PRIMO MAGGIO Stop a morti sul lavoro
ROMA – Anche oggi, PRIMO MAGGIO 2008, nella giornata dedicata alla celebrazione della festa del lavoro nel ricordo delle vittime delle “morti bianche”, e per la riforma dei contratti, 4 operai sono vittime di un incidente: ustionati all'Ilva di Taranto. Nelle parole del Presidente della Repubblica Giorgio Napolitano, pronunciate nel corso dell’incontro alla sede dell'Inail romana, è dunque ancora più forte il richiamo ad un’inversione di rotta: "Quando si verificano assurde e atroci tragedie sul lavoro in angosciosa sequenza in cui perdono la vita dei lavoratori –dice- si leva ancor più fortemente il grido 'basta!' Non può continuare così, non ci si può rassegnare come ad un’inevitabile fatalità: dobbiamo tutti rimboccarci le maniche".

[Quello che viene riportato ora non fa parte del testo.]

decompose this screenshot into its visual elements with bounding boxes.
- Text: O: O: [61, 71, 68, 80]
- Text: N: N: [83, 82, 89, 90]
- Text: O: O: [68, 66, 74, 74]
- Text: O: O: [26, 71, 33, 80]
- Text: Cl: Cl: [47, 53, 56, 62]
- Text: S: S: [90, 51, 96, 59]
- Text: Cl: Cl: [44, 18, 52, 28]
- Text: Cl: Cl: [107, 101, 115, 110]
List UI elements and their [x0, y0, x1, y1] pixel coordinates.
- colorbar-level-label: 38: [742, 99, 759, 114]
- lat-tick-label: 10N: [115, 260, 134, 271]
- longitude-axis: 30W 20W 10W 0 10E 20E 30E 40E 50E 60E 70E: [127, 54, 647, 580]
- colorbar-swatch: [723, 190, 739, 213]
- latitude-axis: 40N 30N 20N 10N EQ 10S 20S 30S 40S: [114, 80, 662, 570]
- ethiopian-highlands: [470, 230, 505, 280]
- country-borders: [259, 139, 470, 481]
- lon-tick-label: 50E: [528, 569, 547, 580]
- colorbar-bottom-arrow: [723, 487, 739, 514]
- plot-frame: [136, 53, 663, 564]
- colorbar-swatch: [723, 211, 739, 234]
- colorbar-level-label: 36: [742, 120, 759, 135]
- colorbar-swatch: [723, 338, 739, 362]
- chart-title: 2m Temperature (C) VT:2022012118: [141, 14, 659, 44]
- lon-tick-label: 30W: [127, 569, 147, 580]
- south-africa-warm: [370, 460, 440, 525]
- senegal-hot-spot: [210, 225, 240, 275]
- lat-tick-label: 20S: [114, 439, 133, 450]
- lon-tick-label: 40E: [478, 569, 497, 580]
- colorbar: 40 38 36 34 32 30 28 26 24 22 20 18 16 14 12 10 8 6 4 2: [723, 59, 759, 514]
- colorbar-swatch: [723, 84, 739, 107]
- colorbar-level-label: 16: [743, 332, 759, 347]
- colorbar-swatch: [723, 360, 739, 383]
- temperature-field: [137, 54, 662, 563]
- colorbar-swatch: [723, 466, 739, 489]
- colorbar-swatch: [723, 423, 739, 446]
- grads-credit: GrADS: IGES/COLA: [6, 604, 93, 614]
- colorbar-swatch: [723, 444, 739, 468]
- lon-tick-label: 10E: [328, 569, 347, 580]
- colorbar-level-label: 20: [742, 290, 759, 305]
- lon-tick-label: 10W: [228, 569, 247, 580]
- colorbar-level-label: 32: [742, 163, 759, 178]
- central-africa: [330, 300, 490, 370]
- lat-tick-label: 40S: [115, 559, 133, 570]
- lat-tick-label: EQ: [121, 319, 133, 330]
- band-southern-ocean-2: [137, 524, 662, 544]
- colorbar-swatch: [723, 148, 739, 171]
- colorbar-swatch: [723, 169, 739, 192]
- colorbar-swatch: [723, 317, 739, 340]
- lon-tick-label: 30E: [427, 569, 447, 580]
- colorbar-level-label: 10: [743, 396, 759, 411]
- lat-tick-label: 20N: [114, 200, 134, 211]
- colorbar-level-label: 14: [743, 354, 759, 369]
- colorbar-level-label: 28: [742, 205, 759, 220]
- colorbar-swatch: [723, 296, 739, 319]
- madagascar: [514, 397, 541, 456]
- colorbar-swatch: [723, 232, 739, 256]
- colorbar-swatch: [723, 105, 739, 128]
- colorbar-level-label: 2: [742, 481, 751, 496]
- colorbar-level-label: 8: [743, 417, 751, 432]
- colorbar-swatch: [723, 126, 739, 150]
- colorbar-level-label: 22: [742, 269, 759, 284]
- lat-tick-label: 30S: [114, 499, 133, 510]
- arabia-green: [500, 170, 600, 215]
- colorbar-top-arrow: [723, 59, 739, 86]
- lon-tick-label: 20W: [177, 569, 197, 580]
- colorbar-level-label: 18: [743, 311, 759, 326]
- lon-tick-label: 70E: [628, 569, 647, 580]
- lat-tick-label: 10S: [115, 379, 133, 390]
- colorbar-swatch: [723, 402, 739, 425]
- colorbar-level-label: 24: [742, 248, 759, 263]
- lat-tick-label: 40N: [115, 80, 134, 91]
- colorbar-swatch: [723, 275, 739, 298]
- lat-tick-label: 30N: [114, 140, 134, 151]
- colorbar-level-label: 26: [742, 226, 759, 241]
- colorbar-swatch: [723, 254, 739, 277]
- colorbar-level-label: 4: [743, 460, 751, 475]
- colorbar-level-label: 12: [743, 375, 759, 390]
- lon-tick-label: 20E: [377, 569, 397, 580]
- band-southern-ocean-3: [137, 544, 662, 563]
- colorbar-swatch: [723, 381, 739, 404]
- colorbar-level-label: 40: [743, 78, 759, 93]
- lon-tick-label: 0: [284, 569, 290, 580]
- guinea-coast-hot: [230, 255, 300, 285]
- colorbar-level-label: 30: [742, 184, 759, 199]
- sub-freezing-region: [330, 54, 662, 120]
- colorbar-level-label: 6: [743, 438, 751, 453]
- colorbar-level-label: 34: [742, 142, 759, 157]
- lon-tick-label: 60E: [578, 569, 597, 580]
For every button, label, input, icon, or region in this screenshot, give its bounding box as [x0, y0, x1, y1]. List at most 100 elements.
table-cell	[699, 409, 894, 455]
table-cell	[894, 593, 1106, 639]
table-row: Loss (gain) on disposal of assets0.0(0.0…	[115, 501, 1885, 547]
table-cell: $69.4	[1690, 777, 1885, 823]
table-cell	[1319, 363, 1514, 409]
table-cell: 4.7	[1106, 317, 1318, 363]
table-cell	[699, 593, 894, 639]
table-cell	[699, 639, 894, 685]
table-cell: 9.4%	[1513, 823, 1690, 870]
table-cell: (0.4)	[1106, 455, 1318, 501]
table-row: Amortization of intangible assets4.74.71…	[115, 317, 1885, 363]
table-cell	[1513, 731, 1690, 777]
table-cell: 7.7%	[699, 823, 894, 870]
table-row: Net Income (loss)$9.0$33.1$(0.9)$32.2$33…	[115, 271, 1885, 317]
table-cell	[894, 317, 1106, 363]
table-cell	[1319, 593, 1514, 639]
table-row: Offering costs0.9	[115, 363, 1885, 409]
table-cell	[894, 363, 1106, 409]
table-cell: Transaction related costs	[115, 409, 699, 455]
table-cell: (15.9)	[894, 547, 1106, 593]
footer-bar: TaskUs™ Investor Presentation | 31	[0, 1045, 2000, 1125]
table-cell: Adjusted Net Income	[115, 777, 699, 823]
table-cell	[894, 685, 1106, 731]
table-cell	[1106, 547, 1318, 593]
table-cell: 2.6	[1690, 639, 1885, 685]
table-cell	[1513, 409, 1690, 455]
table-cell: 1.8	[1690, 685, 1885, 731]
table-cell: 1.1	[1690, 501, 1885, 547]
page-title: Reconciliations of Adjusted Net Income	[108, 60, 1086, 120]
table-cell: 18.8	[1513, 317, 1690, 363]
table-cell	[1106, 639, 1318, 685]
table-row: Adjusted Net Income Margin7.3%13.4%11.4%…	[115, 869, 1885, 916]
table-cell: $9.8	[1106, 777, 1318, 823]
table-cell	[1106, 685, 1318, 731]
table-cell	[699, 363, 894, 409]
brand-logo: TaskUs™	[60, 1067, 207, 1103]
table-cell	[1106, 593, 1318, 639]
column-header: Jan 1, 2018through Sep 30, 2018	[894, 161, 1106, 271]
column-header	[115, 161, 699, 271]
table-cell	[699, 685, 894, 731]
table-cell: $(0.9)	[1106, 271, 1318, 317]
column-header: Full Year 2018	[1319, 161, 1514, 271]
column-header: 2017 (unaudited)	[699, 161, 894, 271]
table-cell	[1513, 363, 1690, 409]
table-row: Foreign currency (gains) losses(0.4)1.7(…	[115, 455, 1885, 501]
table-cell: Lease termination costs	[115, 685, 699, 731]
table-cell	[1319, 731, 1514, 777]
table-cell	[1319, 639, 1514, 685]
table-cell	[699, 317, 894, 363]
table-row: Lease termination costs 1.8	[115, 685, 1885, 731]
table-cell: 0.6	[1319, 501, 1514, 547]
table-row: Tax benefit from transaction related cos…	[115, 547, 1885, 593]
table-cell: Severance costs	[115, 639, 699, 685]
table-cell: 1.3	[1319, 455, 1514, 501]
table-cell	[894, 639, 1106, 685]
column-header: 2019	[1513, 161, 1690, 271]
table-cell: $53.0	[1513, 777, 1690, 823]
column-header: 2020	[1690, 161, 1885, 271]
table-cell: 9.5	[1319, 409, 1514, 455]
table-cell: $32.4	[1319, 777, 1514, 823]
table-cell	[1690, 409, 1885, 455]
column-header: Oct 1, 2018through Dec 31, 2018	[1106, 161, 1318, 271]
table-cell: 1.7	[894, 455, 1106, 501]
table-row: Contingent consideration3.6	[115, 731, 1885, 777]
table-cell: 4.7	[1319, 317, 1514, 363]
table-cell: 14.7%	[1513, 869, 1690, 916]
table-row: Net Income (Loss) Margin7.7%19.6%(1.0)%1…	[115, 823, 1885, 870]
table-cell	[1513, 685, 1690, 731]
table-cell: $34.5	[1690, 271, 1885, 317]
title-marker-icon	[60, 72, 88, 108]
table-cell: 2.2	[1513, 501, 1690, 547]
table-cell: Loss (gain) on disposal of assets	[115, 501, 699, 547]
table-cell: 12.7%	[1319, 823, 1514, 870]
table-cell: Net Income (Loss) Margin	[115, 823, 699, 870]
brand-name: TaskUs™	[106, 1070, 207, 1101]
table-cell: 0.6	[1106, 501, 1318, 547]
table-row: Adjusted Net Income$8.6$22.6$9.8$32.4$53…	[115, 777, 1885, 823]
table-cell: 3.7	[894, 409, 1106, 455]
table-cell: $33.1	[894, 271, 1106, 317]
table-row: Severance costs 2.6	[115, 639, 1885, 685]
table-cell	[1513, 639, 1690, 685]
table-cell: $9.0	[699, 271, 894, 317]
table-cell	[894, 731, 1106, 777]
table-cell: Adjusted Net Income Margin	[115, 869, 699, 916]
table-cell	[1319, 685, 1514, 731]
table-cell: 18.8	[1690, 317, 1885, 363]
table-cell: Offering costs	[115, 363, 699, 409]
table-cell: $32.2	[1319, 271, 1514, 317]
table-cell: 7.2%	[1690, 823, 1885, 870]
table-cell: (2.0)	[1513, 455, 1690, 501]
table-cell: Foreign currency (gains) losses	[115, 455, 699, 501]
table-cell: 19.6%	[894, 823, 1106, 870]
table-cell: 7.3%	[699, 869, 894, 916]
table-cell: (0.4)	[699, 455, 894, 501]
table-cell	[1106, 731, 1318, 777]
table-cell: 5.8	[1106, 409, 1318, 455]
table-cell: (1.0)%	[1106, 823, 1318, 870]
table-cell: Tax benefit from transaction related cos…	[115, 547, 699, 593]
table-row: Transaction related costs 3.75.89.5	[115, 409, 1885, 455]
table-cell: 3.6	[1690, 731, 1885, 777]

A Roma, Napolitano ribadisce inoltre il suo apprezzamento per il discorso di insediamento tenuto dal neo-presidente della Camera, Gianfranco Fini, per la parte in cui ha affermato come, tutti i deputati, senza distinzioni, avvertano l'importanza del tema della sicurezza sul lavoro, mentre a margine del corteo celebrativo per il Primo Maggio a Milano, sono da notare le dichiarazioni della Ministra uscente delle Pari opportunità, Barbara Pollastrini, che in tema di lavoro e di rispetto della sua dignità, dice, il Partito Democratico "non farà sconti" al prossimo governo: “avevamo iniziato ad operare per dare sicurezza e dignità al lavoro: continueremo con una opposizione incalzante sui temi della sicurezza, della dignità e dei diritti soprattutto per le donne”.